The Rev. Margo McKenna, a lifelong seeker whose religious restlessness led her from social work to ministry, from Seventh-day Adventism to Unitarian Universalism, from Christianity to skepticism and thence back to a reconsidered theism, and whose torments drove her from doubt to hope and finally to despair, died sadly by her own hand on 16 February 2014 at age 53.
As a parish minister, Margo McKenna was radically welcoming and inclusive in a congregation whose political diversity required greater sensitivity than many UU ministers are called upon to exercise. With dedicated pastoral presence, she worked valiantly among her parishioners in the aftermath of the terrible wildfires that swept through interior San Diego County in October 2007, nearly destroying her church. One colleague who came to give her weekend relief recalled that “she was both exhausted and utterly gracious to me and to all those who came to church that Sunday.”
Her sister Marlene recalls that Margo never met a person who didn’t like her almost immediately: “Whenever we went shopping together for clothes, she would always have a crowd of women around her in the dressing room asking her opinion their selections. These were, of course, people she had never met before.”
Margo Rae Mattson was born in Toronto on 22 November 1960, one of four children of Henry and Frieda Mattson. With her missionary parents, she grew up in Nigeria from age 2 until the family returned from Africa and settled in Michigan in the late 1960s. She was graduated from Andrews University (the “flagship” university of the Seventh-day Adventists in the far southwest Michigan town of Berrien Springs) with a Bachelor of Social Work in 1983 and then studied for some time at Loma Linda University before responding to a ministerial call, transferring to Princeton Theological Seminary, and earning her M.Div. there in 1988.

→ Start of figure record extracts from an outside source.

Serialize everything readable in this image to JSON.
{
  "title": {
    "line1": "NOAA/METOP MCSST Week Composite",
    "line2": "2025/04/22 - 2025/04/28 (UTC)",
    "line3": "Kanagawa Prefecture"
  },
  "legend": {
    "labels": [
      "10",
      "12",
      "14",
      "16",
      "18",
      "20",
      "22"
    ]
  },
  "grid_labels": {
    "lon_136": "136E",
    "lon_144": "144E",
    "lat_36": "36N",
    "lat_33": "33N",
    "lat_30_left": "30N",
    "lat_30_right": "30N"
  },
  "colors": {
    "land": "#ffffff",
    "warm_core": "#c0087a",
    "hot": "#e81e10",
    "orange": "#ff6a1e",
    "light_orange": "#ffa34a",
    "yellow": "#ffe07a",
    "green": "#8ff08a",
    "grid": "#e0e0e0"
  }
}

Female clergy were controversial in Seventh-day Adventism (SDA), and Margo served associate ministries, without ordination, at Paradise Valley SDA Church of San Diego (1988-89), at Tierrasanta SDA Church of San Diego (1989-93), and at Garden Grove SDA Church (1994-98), where on 6 July 1996 she was finally one of the first women to receive SDA ordination. Meanwhile, around that time, a ten-year marriage to Larry Pitrone ended in divorce, whereupon Margo adopted “McKenna” as a new surname, affirming a strong sense of connection to her Irish heritage.
In 1998 the Rev. Ms. McKenna left Seventh-day Adventist ministry and began exploring Unitarian Universalism. She served as the Director of Religious Education at the UU Church of Riverside, California (1999-2000). After receiving UUA ministerial fellowship in November 2000, she was called to the pulpit of Chalice UU Congregation of Escondido, California, in 2001, and served there until 2010. During that ministry, she met and married Tom Brower, with whom she led district workshops on creative responses to political diversity in UU congregations. They were legally separated in 2013.
Leaving parish ministry 2010, Margo spent her last years as a social worker in hospice settings throughout Southern California, while pursuing various creative arts. “She loved drawing, painting, sculpting, and photography,” recalled her sister Marlene. “She was an artist at heart.” From an early age she also enjoyed hiking and mountain climbing. The photo at right shows Margo with her sister Marlene in their late teens after they had just hiked the Bright Angel Trail on the north rim of the Grand Canyon.
In both Seventh-day Adventist and Unitarian Universalist ministries, Margo’s conviction of religion as a cooperative force for social good and equality was lived out in her many commitments to public and interfaith work. She founded the Women Ministers Association (SDA) in 1988, and served presidencies of the North Park Christian Service Agency of San Diego in 1990 and of the North Park Ecumenical Ministerial Association in 1991. She was co-organizer of the Orange County Interfaith Council in 1995 and a member of the Orange County chapter of the National Conference Commission on Justice from 1995 to 1998. She maintained membership with the National Association of Socially Responsible Organizations, the National Organization for Women, and later, the Liberal Religious Educators Association and the Unitarian Universalist Ministers Association. Colleagues remember Margo arriving at ministerial gatherings with her tiny and much beloved canine companion, Gita, peeking out of the top of her purse or from inside her jacket.
Margo is survived by sisters Melodie Mattson-Bell and Marlene Harris, a brother, Morris Mattson; her mother, Frieda Mattson, and eight nieces and nephews. A memorial service was held on 15 March 2014 at the Chalice UU Congregation in Escondido, California. Margo was remembered as “very outgoing” and “loved by everyone,” and described by a sister as “a beautiful person” who was “a blessing to so many people.”
Memorial donations are encouraged to Heifer International, 1 World Ave, Little Rock, Arkansas 72202.